Autoimmune Hearing Loss: A Diagnostic Challenge.

Autoimmune hearing loss (AIHL) is a clinical disease and may involve the deposition of immune complexes in the labyrinth vessels, the activation of the complement system, the functional alteration in T-cell subpopulations, or an inflammation process in the inner ear [...].

Autoimmune hearing loss (AIHL) is a clinical disease and may involve the deposition of immune complexes in the labyrinth vessels, the activation of the complement system, the functional alteration in T-cell subpopulations, or an inflammation process in the inner ear [1]. The diagnosis AIHL is still unclear and there are no serologic or radiologic criteria for its identification. When initially described, AIHL was recognized as always being both bilateral and progressive [2]; however, AIHL may involve only one ear [3] and a significant proportion of patients with AIHL may experience a sudden onset of symptoms [4,5]. Moreover, positive response to steroid administration was considered as a clinical prerequisite for AIHL [2]; nevertheless, less than half of patients respond favorably to steroid therapy [5,6] and, over time, a progression of hearing loss has been observed.

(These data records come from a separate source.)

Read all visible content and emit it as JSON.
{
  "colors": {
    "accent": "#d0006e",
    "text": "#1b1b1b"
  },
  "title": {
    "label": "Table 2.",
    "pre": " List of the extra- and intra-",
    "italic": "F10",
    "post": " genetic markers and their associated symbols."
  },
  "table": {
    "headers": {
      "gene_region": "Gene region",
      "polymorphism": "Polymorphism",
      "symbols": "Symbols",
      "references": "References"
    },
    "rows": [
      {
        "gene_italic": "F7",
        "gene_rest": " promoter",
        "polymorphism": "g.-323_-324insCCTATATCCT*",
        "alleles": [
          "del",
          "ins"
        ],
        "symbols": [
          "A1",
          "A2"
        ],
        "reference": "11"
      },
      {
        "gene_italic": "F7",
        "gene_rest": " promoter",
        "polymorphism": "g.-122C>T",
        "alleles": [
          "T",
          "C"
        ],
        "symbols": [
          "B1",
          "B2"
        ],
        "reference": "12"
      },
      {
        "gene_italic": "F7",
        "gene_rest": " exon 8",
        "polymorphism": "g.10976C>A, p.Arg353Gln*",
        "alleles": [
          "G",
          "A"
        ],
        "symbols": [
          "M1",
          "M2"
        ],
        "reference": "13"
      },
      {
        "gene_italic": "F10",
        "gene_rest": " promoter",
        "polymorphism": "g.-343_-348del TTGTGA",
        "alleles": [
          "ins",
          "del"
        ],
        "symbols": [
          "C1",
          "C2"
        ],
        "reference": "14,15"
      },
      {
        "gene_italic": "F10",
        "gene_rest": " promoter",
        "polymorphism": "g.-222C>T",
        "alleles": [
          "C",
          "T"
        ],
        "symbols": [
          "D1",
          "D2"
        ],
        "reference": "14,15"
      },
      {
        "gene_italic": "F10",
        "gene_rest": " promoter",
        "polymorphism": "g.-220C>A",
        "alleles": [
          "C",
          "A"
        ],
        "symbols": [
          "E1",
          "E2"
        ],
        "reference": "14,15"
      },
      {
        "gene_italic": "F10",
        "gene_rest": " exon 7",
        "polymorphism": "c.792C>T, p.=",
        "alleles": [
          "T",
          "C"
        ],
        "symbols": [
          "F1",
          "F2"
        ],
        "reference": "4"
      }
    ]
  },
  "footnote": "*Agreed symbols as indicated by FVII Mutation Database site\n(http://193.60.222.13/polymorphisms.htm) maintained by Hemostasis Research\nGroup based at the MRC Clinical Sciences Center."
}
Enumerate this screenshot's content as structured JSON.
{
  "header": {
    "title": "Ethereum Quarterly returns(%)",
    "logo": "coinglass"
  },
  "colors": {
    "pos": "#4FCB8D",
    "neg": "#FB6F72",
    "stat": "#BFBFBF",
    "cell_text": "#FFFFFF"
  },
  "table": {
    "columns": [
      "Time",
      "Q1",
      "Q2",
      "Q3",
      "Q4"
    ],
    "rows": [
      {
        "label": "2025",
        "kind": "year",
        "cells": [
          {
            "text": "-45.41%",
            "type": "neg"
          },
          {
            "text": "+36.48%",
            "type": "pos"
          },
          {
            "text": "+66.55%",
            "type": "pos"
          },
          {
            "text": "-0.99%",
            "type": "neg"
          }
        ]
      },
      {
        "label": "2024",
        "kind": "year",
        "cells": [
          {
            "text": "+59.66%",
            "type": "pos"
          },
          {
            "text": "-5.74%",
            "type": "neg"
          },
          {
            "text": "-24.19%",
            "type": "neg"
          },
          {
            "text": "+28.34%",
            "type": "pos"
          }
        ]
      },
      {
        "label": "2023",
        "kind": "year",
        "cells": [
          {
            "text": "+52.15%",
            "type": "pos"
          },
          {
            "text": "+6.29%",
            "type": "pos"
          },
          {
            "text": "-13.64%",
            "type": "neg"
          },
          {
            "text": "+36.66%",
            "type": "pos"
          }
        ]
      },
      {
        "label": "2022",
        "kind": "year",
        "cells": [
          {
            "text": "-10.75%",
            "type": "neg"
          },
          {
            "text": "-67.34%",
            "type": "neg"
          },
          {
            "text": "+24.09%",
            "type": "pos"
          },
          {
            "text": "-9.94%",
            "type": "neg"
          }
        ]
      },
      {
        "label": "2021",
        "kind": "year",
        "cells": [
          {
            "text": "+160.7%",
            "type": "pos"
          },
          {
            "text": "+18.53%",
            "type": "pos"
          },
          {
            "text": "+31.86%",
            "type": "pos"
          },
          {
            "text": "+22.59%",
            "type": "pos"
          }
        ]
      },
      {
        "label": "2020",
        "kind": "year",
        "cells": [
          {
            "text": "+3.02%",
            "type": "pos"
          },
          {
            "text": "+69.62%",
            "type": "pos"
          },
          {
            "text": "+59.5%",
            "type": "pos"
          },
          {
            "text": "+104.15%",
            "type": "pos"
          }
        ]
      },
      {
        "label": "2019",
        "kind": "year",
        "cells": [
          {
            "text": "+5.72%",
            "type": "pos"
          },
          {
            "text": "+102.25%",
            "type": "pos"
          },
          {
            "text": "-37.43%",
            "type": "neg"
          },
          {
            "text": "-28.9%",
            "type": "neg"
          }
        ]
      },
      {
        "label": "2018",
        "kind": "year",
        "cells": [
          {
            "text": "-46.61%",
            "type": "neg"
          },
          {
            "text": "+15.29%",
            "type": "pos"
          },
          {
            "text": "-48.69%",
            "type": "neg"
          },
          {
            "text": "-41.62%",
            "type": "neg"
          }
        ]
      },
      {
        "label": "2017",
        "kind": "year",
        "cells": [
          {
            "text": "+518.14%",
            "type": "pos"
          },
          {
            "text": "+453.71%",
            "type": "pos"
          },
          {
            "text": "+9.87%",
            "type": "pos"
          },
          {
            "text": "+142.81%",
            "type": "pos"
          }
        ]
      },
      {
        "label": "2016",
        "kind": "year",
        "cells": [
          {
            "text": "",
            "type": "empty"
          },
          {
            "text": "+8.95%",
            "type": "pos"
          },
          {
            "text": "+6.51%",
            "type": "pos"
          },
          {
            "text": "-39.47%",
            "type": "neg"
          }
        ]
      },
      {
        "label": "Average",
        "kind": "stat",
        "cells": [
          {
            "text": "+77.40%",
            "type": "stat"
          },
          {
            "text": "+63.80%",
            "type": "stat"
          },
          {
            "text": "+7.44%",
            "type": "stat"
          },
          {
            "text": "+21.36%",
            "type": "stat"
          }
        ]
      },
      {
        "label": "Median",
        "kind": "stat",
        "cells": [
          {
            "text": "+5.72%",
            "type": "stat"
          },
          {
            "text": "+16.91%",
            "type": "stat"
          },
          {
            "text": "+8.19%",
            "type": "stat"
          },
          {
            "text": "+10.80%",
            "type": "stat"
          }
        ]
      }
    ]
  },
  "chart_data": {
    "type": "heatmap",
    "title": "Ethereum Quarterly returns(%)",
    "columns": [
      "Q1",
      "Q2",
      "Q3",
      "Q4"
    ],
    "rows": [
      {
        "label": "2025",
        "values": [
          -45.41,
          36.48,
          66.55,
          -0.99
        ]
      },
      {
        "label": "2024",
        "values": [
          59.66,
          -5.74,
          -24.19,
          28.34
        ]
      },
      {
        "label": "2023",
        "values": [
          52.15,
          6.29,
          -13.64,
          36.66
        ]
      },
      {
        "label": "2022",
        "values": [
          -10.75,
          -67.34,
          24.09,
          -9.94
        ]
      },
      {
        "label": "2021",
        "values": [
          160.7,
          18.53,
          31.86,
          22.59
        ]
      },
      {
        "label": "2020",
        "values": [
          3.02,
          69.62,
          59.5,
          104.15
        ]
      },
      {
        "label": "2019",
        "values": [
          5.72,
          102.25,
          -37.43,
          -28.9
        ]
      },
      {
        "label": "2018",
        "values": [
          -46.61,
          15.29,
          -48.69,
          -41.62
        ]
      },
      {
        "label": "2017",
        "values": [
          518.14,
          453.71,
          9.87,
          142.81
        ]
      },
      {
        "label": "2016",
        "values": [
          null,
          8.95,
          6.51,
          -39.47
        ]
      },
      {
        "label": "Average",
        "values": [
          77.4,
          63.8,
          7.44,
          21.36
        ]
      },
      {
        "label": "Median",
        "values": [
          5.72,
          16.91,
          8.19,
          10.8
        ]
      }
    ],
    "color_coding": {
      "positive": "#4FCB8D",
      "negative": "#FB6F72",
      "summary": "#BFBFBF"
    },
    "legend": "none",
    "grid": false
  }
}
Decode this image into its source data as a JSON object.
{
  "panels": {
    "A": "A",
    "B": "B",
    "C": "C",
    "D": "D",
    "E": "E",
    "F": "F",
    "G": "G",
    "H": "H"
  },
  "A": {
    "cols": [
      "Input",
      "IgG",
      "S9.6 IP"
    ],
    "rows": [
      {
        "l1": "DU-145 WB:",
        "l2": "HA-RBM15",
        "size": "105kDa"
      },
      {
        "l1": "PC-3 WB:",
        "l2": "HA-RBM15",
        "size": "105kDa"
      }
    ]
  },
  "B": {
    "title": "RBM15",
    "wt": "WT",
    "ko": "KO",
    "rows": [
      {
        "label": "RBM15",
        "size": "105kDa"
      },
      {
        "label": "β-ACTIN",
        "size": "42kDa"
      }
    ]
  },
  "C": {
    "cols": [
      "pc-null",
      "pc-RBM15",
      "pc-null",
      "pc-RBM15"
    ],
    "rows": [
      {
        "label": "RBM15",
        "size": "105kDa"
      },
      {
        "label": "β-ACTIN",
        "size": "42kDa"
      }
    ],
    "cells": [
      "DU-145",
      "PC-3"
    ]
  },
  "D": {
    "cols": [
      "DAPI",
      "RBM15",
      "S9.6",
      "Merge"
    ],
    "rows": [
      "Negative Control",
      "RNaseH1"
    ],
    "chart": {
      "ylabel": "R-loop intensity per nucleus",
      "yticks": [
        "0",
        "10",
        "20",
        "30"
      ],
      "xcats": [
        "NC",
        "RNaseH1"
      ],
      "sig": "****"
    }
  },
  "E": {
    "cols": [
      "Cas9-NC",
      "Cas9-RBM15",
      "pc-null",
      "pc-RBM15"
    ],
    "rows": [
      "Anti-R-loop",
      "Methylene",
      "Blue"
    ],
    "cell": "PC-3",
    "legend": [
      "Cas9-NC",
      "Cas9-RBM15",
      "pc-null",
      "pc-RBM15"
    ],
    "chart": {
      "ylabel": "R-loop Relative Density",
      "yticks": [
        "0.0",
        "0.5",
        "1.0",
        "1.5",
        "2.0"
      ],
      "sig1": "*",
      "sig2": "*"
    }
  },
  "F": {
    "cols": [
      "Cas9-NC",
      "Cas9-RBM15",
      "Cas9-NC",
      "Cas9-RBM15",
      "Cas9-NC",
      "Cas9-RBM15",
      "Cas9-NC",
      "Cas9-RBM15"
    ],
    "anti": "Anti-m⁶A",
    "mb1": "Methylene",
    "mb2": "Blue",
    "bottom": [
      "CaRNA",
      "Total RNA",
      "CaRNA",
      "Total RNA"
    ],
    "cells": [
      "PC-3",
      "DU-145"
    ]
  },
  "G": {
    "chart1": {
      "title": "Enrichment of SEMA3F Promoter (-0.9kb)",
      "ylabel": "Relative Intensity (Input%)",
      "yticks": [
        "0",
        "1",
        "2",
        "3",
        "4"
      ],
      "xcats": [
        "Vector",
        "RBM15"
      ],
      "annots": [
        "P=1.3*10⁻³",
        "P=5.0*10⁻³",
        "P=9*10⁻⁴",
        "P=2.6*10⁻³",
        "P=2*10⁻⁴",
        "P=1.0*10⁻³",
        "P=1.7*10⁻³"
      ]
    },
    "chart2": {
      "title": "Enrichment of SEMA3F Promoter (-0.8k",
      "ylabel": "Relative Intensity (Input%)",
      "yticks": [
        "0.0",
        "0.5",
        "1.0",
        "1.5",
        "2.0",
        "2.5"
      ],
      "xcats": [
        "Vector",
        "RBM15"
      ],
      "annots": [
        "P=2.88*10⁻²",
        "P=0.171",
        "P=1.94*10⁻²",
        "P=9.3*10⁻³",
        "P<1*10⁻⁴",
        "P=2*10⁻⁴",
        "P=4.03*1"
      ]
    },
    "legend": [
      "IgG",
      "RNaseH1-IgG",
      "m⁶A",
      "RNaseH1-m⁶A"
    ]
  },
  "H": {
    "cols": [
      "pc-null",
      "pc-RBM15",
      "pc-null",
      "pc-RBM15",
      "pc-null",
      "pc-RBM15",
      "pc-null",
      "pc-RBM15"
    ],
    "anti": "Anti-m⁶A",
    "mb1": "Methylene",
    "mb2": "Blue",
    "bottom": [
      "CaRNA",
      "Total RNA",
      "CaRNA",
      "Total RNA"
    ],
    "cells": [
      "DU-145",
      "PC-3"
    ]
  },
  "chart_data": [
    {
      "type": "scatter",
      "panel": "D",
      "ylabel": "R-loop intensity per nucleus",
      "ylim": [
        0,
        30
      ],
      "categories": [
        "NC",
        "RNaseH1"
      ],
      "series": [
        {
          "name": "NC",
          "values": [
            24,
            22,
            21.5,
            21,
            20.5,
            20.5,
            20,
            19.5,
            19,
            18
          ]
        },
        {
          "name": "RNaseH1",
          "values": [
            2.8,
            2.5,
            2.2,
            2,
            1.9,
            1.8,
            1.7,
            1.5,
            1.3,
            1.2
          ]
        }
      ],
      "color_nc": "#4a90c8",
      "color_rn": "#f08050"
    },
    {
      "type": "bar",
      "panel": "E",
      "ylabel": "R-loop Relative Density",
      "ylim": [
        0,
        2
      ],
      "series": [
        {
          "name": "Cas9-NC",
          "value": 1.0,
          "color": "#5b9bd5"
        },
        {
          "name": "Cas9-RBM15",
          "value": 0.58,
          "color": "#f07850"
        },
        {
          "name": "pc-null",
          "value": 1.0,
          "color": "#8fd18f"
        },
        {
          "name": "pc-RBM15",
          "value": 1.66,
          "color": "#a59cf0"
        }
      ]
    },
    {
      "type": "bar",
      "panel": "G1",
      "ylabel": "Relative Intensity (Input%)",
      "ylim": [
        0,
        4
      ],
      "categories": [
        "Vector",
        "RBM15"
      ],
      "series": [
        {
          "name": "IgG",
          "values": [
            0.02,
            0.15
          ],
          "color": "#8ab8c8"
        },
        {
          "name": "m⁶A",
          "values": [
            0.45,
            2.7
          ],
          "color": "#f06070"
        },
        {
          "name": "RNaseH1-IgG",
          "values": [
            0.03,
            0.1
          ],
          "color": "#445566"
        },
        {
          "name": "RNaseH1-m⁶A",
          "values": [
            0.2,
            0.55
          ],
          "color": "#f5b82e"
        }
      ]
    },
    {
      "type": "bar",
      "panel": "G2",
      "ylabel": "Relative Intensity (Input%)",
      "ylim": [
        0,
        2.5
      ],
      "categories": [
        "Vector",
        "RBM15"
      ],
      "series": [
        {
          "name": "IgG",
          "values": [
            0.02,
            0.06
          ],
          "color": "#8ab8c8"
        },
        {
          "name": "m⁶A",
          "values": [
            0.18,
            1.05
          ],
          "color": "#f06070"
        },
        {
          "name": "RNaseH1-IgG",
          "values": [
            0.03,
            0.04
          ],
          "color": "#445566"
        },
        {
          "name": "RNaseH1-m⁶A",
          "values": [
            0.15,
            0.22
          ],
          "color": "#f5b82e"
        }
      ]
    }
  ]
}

Different pure-tone audiogram shapes in patients with AIHL have been recorded, including down-sloping (which is the most frequent), up-sloping, flat, cookie-bite, and inverse cookie-bite shapes; almost half of cases have moderate hearing loss [1,5]. AIHL is a long-standing disease with relapses and is more commonly observed after unilateral or bilateral sudden hearing loss [7].

Immunologic laboratory tests should be performed in every patient with suspected AIHL, such as complete blood count, erythrocyte sedimentation rate, antinuclear antibodies (ANA), antineutrophil cytoplasmic antibodies (ANCA), anticardiolipine/antiphospholipid antibodies, rheumatoid factor, immunoglobulines IgG, IgM, IgA, complement factors C3, C4, and anti-cochlin/anti-β-tubulin antibodies [8].

Genetic factors such as the human leukocyte antigen (HLA) system should also be investigated for AIHL. The haplotypes HLA B27, B35, B51, C4, C7, and A1-B8-DR3 have been reported as prognostic markers for the development of AIHL [9,10]. In a recent study [11], HLA DRB1*04 alleles were recorded at higher proportions compared with the healthy control group; HLA–DRB1*04 alleles were found to be strongly associated with Vogt–Koyanagi–Harada disease, which is an autoimmune disease that also affects the inner ear [12]. Moreover, HLA–DRB1*04 alleles, such as DRB1*0401, DRB1*0404, DRB1*0405, and DRB1*0408, have been reported to be highly expressed in patients suffering from rheumatoid arthritis [13]; finally, HLA DRB1*04, as a poor prognostic marker, was found at high frequency in patients with sudden sensorineural hearing loss and no satisfactory response to steroid treatment [14].

Presence of other autoimmune diseases should be investigated as potential clinical clues for AIHL in patients who have complained of progressive hearing loss or recurrent sudden hearing loss. Hashimoto’s thyroiditis is an autoimmune disorder that can cause hypothyroidism and in which significant increases in thyroid peroxidase antibody (anti-TPO) and thyroglobuline antibody (anti-Tg) have been found in a patient with AIHL [15]. In our study [5], we noted that Hashimoto’s thyroiditis was very commonly associated with patients suffering from AIHL; 13 (24.5%) out of 53 patients with AIHL had concomitant Hashimoto’s thyroiditis. It has been shown that, in Hashimoto’s thyroiditis, the number of T-regulatory (Treg) cells are reduced, and their function is defective, resulting in their limited downregulating effect against the ongoing autoimmune process and leading to extensive defects in the inner ear [16]. Close monitoring of hearing is recommended in the treatment of these patients with Hashimoto’s thyroiditis using a thorough audiometric test battery at least once a year.

In conclusion, this Special Issue gives new insight into the immune-mediated pathophysiologic mechanisms involving the inner ear. Specialized laboratory tests and an extended audiological test battery to identify underlying autoimmune process will be reported. Management of AIHL associated with other systemic autoimmune disorders will be discussed and new therapeutic protocols will be evaluated. Multicentric studies and collaboration are required to establish diagnostic criteria and therapeutic guidelines. Assessing the current knowledge and elucidating the effect of autoimmunity on the cochlea will help us to promote our understanding of this complex clinical disorder.